A propósito da morte de RUY DUARTE DE CARVALHO
Li algures, há muitos anos, a seguinte frase: “Todos os grandes homens já morreram”. Creio que foi a propósito da morte do jurista francês Jean Bodin, tido por muitos como o “Pai da Ciência Política”, pela sua teorização sobre a soberania. Também de muito cedo fui sabendo que não são poucos os grandes homens que morrem no exílio.

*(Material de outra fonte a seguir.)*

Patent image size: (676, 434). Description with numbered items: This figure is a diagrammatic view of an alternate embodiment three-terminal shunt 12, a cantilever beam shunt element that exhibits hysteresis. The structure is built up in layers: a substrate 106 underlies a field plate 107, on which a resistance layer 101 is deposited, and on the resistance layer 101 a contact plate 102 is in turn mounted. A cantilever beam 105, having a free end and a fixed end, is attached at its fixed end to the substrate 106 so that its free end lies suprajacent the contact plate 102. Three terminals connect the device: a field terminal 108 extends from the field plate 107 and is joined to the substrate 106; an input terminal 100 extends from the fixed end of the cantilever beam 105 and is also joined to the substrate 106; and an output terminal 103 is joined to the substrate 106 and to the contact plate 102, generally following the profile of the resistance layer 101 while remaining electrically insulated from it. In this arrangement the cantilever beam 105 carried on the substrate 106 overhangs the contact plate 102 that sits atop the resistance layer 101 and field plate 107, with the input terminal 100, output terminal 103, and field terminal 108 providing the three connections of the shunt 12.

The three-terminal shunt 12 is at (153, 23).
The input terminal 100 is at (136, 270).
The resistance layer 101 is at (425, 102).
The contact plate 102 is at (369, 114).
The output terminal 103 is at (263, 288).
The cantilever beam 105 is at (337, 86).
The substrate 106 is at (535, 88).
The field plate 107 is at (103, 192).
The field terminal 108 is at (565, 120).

O grande poeta, contista e ficcionista português, Mário de Sá-Carneiro, morreu em Paris, no bairro de Montmartre, no primeiro quarto do século XX, vítima de suicídio prematuro. A alma de Mário Pinto de Andrade, político e intelectual angolano, emigrou para o etéreo a partir de Londres, sem ter antes podido regressar ao seu (nosso) país. O franco–argelino Albert Camus deixou a sua alma a vaguear sobre Paris, onde morreu de acidente. Longe, portanto, da Argélia onde nascera e que amava.
O Ruy Duarte de Carvalho, poeta, antropólogo, cineasta, artista plástico, angolano por adopção, nascido em Portugal, morreu na Namíbia, em Swakopmund, numa espécie de exílio voluntário. Foi encontrado sem vida, em sua casa, no dia 12 de Agosto de 2010. Soube da sua morte, por mensagem do Gégé Belo, e logo pensei: “É mesmo verdade, os grandes homens já morreram, e muitos deles morrem no exílio…”

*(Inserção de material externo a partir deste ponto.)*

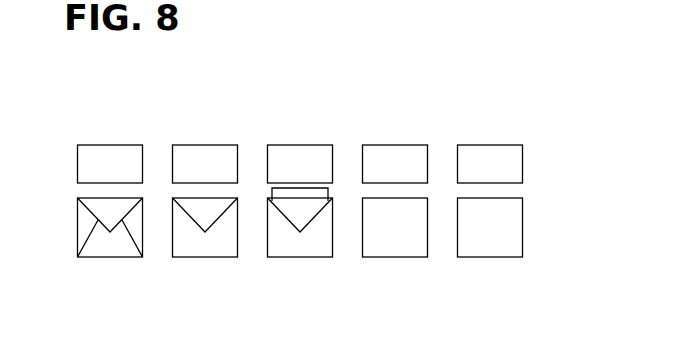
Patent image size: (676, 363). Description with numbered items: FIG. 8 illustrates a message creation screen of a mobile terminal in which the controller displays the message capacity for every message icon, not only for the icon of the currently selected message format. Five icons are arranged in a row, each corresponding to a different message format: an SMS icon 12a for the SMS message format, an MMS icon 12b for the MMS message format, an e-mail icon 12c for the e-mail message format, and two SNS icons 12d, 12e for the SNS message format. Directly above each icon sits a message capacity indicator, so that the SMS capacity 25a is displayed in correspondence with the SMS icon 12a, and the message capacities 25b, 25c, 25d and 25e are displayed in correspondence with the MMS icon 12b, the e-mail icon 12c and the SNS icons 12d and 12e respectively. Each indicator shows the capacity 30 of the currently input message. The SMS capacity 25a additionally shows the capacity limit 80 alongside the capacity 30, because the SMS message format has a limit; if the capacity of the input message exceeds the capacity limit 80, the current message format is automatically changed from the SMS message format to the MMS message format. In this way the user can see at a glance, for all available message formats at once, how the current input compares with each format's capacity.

Sentia-se que o Ruy Duarte de Carvalho vivia um exílio interior, e queria terminar os seus dias em paz, sem torturas psicológicas. Estava em fuga da agressividade e da turbulência da vida de Luanda, onde até se torturam os anjos… Ao ir para a Namíbia, em Swakopmund, o Ruy Duarte reconquistava, assim, o espaço de liberdade que lhe daria condições para reflectir e produzir intelectualmente. Fugia do bulício, como o fez José Saramago, em Lanzarote, nas Canárias.

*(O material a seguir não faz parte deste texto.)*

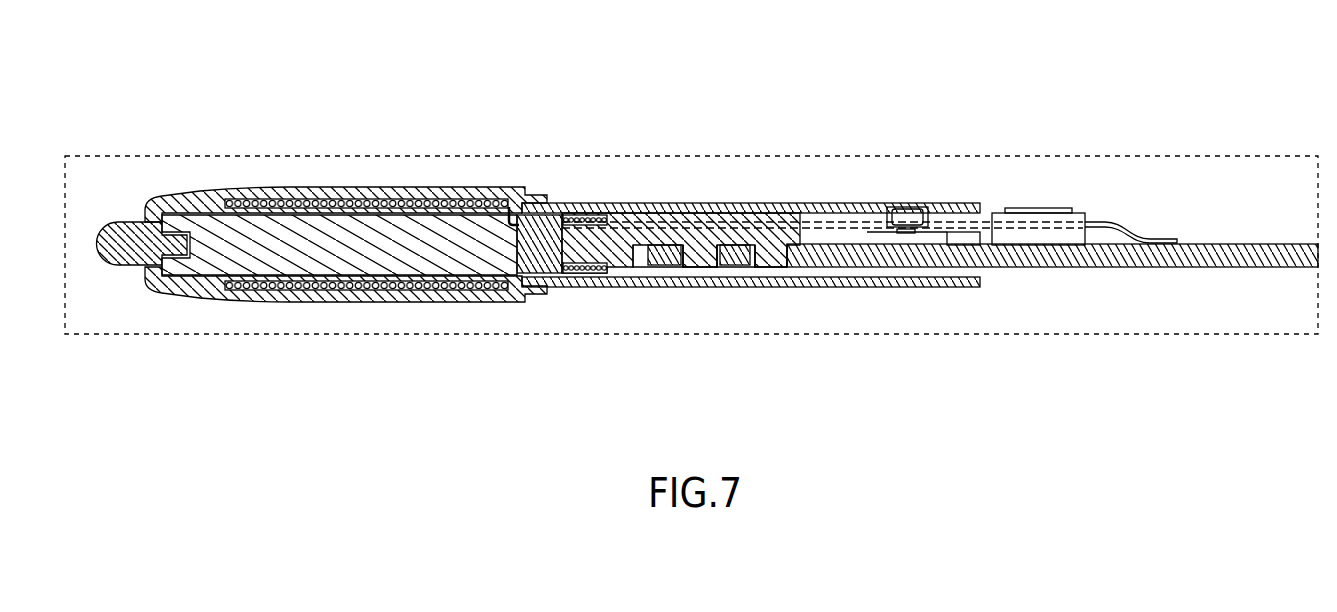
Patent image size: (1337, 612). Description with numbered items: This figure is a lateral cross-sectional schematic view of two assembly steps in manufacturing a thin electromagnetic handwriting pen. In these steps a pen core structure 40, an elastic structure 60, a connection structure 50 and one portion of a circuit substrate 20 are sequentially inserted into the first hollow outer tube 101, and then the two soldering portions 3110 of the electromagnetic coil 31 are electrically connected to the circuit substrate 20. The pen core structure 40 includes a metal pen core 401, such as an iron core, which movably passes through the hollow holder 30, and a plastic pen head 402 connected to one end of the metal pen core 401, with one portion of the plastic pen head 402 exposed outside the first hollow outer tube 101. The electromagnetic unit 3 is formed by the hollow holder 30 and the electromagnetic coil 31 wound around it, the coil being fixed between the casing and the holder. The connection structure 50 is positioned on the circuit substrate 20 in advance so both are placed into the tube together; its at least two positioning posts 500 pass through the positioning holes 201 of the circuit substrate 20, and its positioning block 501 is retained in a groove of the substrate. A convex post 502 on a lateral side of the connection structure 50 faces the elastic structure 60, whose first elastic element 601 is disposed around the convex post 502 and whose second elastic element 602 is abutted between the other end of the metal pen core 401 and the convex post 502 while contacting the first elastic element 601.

The pen core structure 40 is at (298, 159).
The plastic pen head 402 is at (120, 247).
The metal pen core 401 is at (215, 240).
The electromagnetic unit 3 is at (366, 167).
The hollow holder 30 is at (366, 207).
The electromagnetic coil 31 is at (441, 207).
The elastic structure 60 is at (563, 158).
The second elastic element 602 is at (545, 247).
The first elastic element 601 is at (580, 220).
The connection structure 50 is at (662, 233).
The positioning holes 201 is at (740, 240).
The soldering portions 3110 is at (1172, 241).
The circuit substrate 20 is at (1253, 253).
The first hollow outer tube 101 is at (345, 295).
The convex post 502 is at (573, 272).
The positioning block 501 is at (634, 272).
The positioning posts 500 is at (705, 263).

Quando Mário de Andrade morreu, o Cardeal Dom Alexandre do Nascimento disse que o Mário lhe havia confessado que gostaria de terminar os seus dias enclausurado num Convento. Desse modo, retomaria a paz de que precisava. Iria ter tempo para reflectir, serenamente, sobre tudo quando fizera na vida… O Mário, vítima de um exilo político, precisava, afinal, de um novo exílio – desta vez, de um exílio interior. Com ele, ganharia para si os últimos anos da sua vida, já que os anteriores 60 anos tinham sido praticamente utilizados apenas a pensar nos outros…
O Ruy Duarte de Carvalho, meu amigo, exilou-se em Swakopmund, para continuar a ser feliz, como ele precisava. Pretendeu partilhar os últimos dias da sua vida consigo próprio. Como, afinal, merecem os grandes homens. Teve, sim, razão, quem disse: “Todos os grandes homens já morreram”.